PUBLICATION DATE

2002-05

AUTHORS

Joel W. Hughes, Sheila G. West, Catherine M. Stoney, Kristin K. Kuntz, Lisa M. Thornton

TITLE

Cardiovascular stress responses among Asian Indian and European American women and men

ISSUE

2

VOLUME

24

ISSN (print)

0883-6612

ISSN (electronic)

1532-4796

ABSTRACT

Asian Indians have approximately 3 times the rate of coronary artery disease as do age-matched European Americans, but the increased risk cannot be explained by the presence of known physiological and behavioral risk factors. One previous study suggested that Asian Indians have diminished vasoactive responses to isoproterenol, but no published study has examined responses to psychological stressors. The purpose of this study was to test the hypothesis that the vasomotor response to stress, as indexed by hemodynamic measures, would be exaggerated in Asian Indian men and women, relative to European American individuals. Thirty-seven Asian Indian and 43 European American men and women were tested in a standard reactivity protocol, whereas heart rate, blood pressure, and cardiac impedance measures were assessed. Asian Indian men and women had significantly smaller changes in systolic blood pressure and mean arterial pressure during the stressors, relative to European American men and women.
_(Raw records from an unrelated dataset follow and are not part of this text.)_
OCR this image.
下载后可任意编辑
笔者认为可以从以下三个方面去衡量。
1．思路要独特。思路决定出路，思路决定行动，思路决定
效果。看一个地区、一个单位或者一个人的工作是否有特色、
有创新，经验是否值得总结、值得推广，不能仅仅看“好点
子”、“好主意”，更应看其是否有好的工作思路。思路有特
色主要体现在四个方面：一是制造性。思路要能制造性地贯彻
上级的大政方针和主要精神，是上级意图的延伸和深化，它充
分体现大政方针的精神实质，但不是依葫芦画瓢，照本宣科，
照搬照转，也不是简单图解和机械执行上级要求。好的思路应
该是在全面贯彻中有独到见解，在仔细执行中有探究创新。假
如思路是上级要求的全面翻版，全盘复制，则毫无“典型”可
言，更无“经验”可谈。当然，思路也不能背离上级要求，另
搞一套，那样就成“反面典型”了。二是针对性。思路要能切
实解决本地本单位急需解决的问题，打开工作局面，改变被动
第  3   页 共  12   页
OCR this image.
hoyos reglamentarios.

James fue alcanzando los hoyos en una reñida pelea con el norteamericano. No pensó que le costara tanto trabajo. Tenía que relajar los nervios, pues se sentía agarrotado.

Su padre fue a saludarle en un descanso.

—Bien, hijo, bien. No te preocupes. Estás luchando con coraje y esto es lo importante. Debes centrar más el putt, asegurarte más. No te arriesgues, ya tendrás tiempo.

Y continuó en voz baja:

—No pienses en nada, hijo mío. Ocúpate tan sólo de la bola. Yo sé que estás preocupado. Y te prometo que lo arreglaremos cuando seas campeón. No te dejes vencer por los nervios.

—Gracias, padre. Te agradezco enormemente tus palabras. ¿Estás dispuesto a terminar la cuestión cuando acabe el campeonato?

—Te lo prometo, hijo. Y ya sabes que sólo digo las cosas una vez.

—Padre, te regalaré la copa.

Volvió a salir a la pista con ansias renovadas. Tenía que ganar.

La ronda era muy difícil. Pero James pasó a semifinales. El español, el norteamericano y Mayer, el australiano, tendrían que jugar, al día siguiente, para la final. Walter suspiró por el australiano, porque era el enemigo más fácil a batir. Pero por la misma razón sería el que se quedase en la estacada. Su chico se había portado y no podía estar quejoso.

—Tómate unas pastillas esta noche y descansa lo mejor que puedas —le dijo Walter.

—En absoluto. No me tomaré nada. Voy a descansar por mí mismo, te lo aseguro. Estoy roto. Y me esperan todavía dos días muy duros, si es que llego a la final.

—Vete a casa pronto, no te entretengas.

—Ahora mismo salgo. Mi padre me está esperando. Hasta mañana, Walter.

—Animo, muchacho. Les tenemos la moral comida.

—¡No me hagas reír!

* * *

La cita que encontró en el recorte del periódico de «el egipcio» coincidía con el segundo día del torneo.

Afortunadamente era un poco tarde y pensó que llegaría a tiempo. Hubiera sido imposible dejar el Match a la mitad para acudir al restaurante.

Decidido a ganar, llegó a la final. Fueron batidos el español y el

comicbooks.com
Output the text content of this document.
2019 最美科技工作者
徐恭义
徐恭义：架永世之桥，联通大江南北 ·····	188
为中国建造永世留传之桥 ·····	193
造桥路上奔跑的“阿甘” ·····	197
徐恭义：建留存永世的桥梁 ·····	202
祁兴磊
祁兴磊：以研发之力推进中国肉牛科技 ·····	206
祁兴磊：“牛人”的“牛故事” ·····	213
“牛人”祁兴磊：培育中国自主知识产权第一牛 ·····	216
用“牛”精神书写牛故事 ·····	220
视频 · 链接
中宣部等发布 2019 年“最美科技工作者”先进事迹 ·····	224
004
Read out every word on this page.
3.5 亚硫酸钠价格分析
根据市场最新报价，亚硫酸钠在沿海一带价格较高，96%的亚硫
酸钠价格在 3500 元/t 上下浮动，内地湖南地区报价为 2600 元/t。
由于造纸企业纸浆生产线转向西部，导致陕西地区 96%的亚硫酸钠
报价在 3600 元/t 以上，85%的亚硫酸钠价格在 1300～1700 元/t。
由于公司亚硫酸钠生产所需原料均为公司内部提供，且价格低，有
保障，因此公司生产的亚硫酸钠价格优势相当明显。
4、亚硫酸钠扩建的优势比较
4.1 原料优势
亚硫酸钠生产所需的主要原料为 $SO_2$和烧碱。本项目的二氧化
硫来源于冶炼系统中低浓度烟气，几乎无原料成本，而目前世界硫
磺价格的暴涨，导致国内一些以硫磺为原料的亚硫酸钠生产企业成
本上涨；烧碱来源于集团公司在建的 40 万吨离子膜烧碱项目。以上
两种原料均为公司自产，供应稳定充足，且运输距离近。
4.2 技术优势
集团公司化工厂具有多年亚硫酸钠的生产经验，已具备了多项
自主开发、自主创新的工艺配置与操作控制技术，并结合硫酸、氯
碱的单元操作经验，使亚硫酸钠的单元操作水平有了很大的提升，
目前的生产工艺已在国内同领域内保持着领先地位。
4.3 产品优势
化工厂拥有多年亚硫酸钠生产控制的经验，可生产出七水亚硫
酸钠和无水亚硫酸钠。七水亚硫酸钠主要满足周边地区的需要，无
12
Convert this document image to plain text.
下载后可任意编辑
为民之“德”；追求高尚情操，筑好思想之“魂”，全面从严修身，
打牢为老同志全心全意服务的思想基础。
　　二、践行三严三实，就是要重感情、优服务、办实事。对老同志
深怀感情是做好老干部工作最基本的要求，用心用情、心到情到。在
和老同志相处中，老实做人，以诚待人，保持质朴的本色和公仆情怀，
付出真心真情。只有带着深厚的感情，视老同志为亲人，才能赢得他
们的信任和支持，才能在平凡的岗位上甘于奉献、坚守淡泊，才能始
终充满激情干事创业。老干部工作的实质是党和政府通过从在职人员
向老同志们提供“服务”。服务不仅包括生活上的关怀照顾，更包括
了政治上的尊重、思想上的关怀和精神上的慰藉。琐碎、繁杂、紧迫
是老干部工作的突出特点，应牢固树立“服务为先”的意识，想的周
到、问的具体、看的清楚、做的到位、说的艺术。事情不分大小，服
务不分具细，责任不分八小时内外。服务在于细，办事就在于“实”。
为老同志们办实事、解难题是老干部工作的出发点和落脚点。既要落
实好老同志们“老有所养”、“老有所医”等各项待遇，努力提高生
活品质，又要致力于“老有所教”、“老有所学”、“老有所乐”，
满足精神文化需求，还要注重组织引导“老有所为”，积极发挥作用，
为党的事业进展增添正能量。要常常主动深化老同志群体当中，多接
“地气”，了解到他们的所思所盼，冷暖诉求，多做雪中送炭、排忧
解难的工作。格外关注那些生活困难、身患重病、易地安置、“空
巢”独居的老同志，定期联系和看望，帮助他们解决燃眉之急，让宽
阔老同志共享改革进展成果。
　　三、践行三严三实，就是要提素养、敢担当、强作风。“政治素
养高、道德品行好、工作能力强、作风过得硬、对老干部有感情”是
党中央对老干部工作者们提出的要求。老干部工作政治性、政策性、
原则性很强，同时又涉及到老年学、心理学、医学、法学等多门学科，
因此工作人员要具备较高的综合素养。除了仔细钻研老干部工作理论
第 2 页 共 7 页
Asian Indian women, but not men, had significantly smaller diastolic blood pressure and total peripheral-resistance index changes to the stressors, relative to the other 3 groups. These data are in contrast to our expectation of decreased tendency of Asian Indians to vasodilate during psychological stress but do suggest that sex and Asian Indian ethnicity interact to influence vascular reactivity to stressors.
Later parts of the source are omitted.